Other than that, not much has been going on. Brian and I have been getting out on more road bike rides, doing anywhere between 14 and 25 miles. Brian brewed his 2nd batch of "all grain beer" and we have been enjoying drinking his first batch. Kazy is doing lots of hunting of voles and mice -- up to 3 in a day!

Monday, April 19, 2010

On our own now!


This is a picture of the farm we run from a-far with the pond!

Well, its been way too long and I sort of lost track of time with my blog! Sorry!

Brian and I left our internship at our last farm a little early, on Christmas. We left because we got an offer to manage a three acre farm in Woodside, which has been in existence for 9 years, for a bay area restaurant group. After seeing the property and the unique opportunity, we could not say no. We felt we had learned enough at our farming internship to try it ourselves! The farm is in the Santa Cruz mountains, within the rural area of Woodside. There are three acres of farmland set on a 600 acre cattle ranch. We can see the ocean from the house and farm and are surrounded by redwoods!
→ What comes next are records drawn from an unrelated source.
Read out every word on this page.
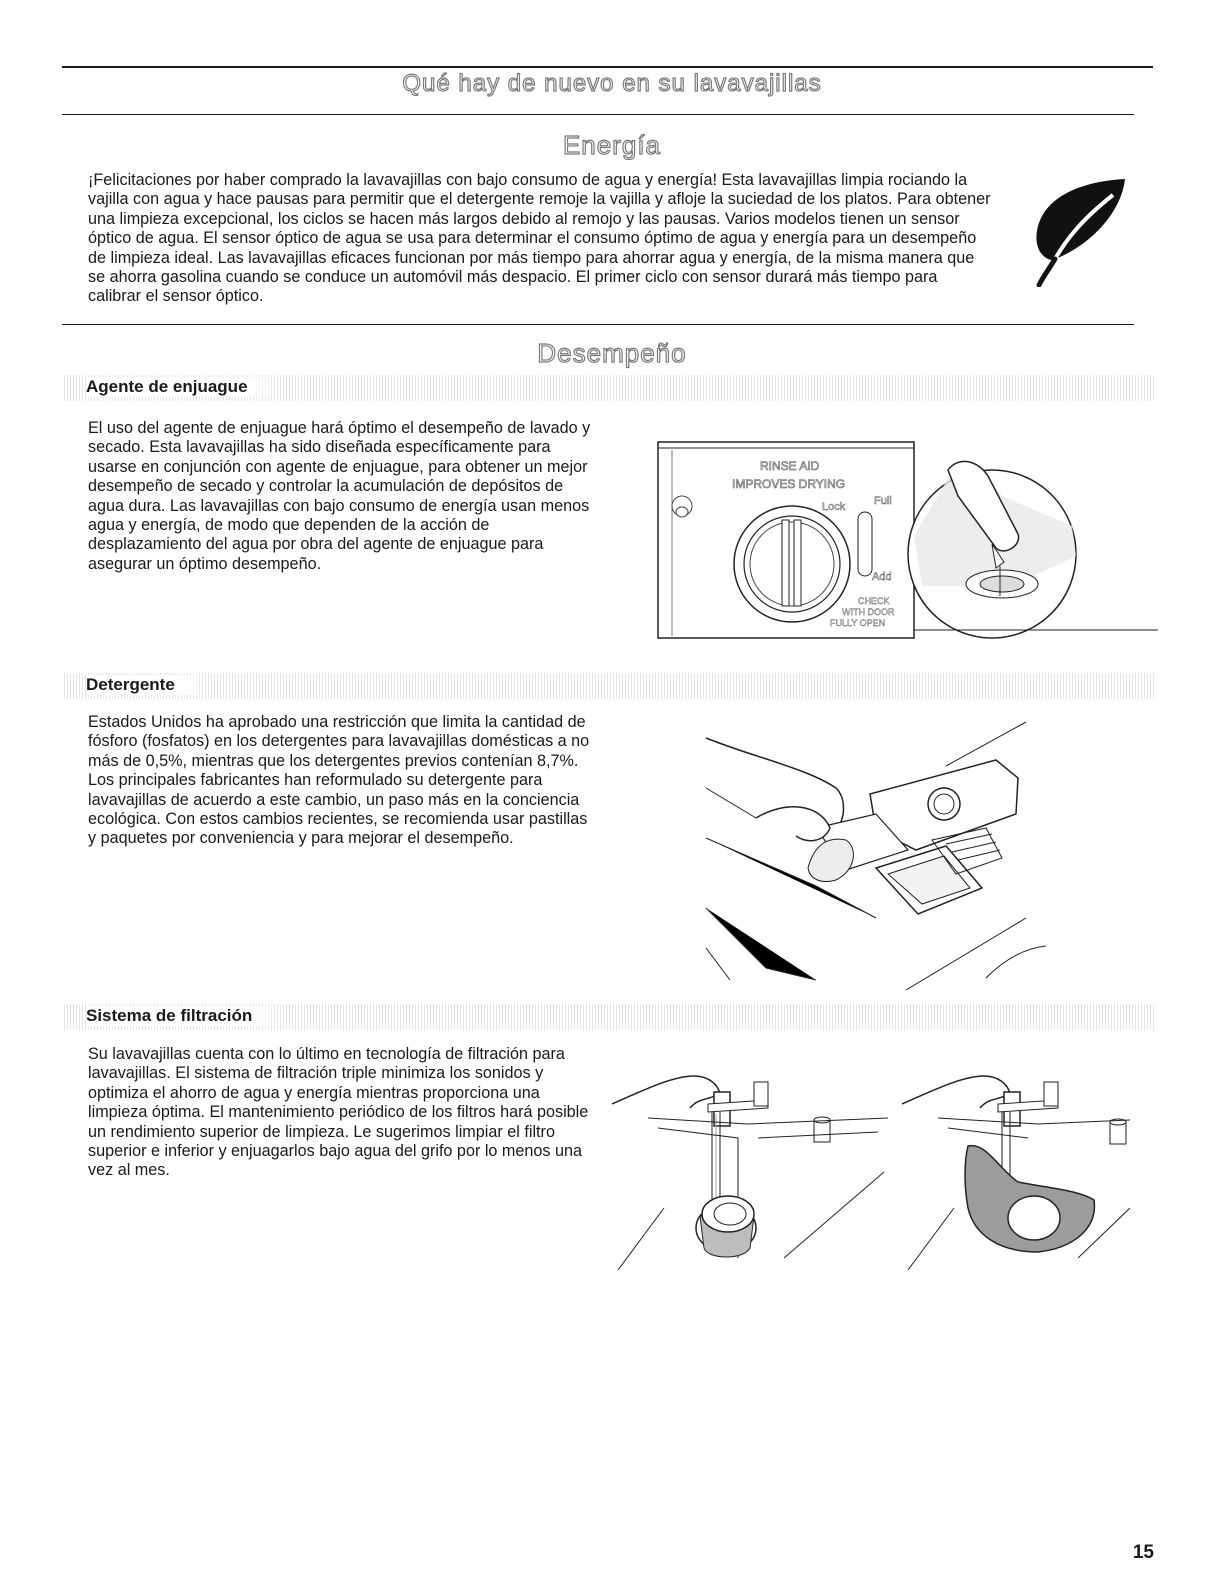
Qué hay de nuevo en su lavavajillas
Energía

¡Felicitaciones por haber comprado la lavavajillas con bajo consumo de agua y energía! Esta lavavajillas limpia rociando la vajilla con agua y hace pausas para permitir que el detergente remoje la vajilla y afloje la suciedad de los platos. Para obtener una limpieza excepcional, los ciclos se hacen más largos debido al remojo y las pausas. Varios modelos tienen un sensor óptico de agua. El sensor óptico de agua se usa para determinar el consumo óptimo de agua y energía para un desempeño de limpieza ideal. Las lavavajillas eficaces funcionan por más tiempo para ahorrar agua y energía, de la misma manera que se ahorra gasolina cuando se conduce un automóvil más despacio. El primer ciclo con sensor durará más tiempo para calibrar el sensor óptico.

Desempeño
Agente de enjuague

El uso del agente de enjuague hará óptimo el desempeño de lavado y secado. Esta lavavajillas ha sido diseñada específicamente para usarse en conjunción con agente de enjuague, para obtener un mejor desempeño de secado y controlar la acumulación de depósitos de agua dura. Las lavavajillas con bajo consumo de energía usan menos agua y energía, de modo que dependen de la acción de desplazamiento del agua por obra del agente de enjuague para asegurar un óptimo desempeño.

RINSE AID
IMPROVES DRYING
Lock	Full
Add
CHECK
WITH DOOR
FULLY OPEN
Detergente

Estados Unidos ha aprobado una restricción que limita la cantidad de fósforo (fosfatos) en los detergentes para lavavajillas domésticas a no más de 0,5%, mientras que los detergentes previos contenían 8,7%. Los principales fabricantes han reformulado su detergente para lavavajillas de acuerdo a este cambio, un paso más en la conciencia ecológica. Con estos cambios recientes, se recomienda usar pastillas y paquetes por conveniencia y para mejorar el desempeño.

Sistema de filtración

Su lavavajillas cuenta con lo último en tecnología de filtración para lavavajillas. El sistema de filtración triple minimiza los sonidos y optimiza el ahorro de agua y energía mientras proporciona una limpieza óptima. El mantenimiento periódico de los filtros hará posible un rendimiento superior de limpieza. Le sugerimos limpiar el filtro superior e inferior y enjuagarlos bajo agua del grifo por lo menos una vez al mes.

15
Brian and I will run the farm and sell vegetables to three bay area restaurants. We have about 40 to 50 varieties of vegetables planned for the season. We live on the property in a barn that has been converted to a very nice house. We have our own kitchen and an indoor toilet (at the internship we just had a port-o-potty). There is also a beautiful pond that we are really looking forward to swimming in on hot days!


The barn, which we live in the left-hand third of. The center is actual barn, and the right hand side is a garage.


The pond, which ducks live in and we intend to swim in!!

After leaving our internship we went back to Mexico, this time to the Yucatan. We drove, had an amazing time visiting all the ruins and cenotes, and racked up 10K on our trusty Subaru! It was a great trip.
We moved out to our new farm on March 1st and have not been able to get into the field yet since we have had SO MUCH rain, which is a good thing. We have been planting a ton in our greenhouse (which is a hoop house made of PVC and greenhouse plastic, which is 40' long and stuffed to the gills). We have over a thousand transplanted tomatoes, a lot of kale, chard and cauliflower. We also have some eggplant, basil, and herbs started. We are now just waiting out all these rain storms to actually plant in the field!!


A shot inside the greenhouse.

We have also built some "New Zealand Compost Boxes" and are making plans for a chicken coop. It is time, finally. We want to get between 5 to 10 mixed purpose chickens to have around. We also have a small garden area that is not far from the house (separate from the 3-acres) in which we planted heirloom tomato starts and potatoes. It is our test garden. We want to try some things before planting a ton of it and then not liking it! Oh, and not to forget, our cat Kazy, has been helping us to reduce the population of voles and mice around here!

I will really try to keep this thing updated this time, but we shall see. Hope it's a great growing season this year!

This is a shot of the field a bit more "up-close"; from our deck.